The Houthi military spokesman Yahya Sarea said the strikes “will not pass without a response and consequences”.

“The building I live in shook,” said Fatimah, a resident of Houthi-controlled Sanaa, adding that it had been years since she had felt such blasts in a country that has suffered years of war.

The Houthis did not announce any casualties.

The Yemen strikes are running parallel to an unfolding US campaign of retaliation over the killing of three US soldiers in a drone strike by Iraqi-based Iran-backed militants on an outpost in Jordan a week ago.

On Friday, the US carried out the first wave of that retaliation, striking in Iraq and Syria more than 85 targets linked to Iran’s Islamic Revolutionary Guard Corps and militias it backs, reportedly killing nearly 40.

The violence has added to concerns of the potential for further escalation.

Iran, a supporter of Hamas, has so far avoided any direct role in the conflict even as groups it backs have entered the fray from Syria, Iraq, Yemen and Lebanon.

Mahjoob Zweiri, director of the Gulf Studies Centre at Qatar University, did not expect a change in Iran’s approach even after the latest US strikes.

“They keep the enemy behind the borders, far away. They are not interested in any direct military confrontation which might lead to attacks on their cities or their homeland.

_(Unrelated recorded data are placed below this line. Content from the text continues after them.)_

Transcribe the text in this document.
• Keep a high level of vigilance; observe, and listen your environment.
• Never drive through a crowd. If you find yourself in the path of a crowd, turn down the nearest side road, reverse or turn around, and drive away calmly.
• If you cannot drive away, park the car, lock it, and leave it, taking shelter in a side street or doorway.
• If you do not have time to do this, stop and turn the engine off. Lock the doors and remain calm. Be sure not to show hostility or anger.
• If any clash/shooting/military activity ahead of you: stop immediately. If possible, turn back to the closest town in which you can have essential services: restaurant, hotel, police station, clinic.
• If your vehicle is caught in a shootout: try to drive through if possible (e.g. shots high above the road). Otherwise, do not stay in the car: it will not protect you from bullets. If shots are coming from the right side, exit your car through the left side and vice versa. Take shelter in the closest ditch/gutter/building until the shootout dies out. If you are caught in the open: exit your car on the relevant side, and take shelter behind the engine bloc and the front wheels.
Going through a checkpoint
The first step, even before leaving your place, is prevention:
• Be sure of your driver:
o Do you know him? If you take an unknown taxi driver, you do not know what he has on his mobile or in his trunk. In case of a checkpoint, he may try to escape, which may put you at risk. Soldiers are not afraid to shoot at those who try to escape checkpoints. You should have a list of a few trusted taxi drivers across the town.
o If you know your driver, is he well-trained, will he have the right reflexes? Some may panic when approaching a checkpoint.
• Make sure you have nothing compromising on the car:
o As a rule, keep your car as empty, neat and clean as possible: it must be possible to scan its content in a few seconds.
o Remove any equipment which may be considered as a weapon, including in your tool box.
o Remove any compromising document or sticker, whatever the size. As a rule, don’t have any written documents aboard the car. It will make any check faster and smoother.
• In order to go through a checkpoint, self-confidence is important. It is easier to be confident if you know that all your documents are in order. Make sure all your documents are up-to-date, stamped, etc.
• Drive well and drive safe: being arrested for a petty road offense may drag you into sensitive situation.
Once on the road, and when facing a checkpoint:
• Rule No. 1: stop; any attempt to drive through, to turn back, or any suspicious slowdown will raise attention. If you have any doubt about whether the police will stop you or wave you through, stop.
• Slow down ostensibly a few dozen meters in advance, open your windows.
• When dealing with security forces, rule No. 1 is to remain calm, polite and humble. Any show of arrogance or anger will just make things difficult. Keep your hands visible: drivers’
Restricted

They will maintain that status quo,” he told Reuters.

Iran’s foreign ministry said the latest attacks on Yemen were “a flagrant violation of international law by the US and Britain,” warning the continuation of such attacks was a “worrying threat to international peace and security”.

The Pentagon has said it does not want war with Iran and does not believe Iran wants war either.

The Houthis, who control swathes of Yemen, say their attacks are in solidarity with Palestinians as Israel strikes Gaza.

The US and its allies characterise them as indiscriminate and a menace to global trade.

Sarea, the Houthi spokesman, suggested in a statement on social media that the group would press on.

“These attacks will not deter us from our ethical, religious and humanitarian stance in support of the resilient Palestinian people in the Gaza Strip,” Sarea said.

Just hours before the latest major wave of strikes from the sea and air, the US military’s Central Command detailed other, more limited strikes in the past day that included hitting six cruise missiles the Houthis were preparing to launch against ships in the Red Sea.

About 4am in Yemen on Sunday, the US military also struck a Houthi anti-ship cruise missile poised to launch.

UK Defence Minister Grant Shapps said this was “not an escalation”.

“We have already successfully targeted launchers and storage sites involved in Houthi attacks, and I am confident that our latest strikes have further degraded the Houthis’ capabilities,” he said.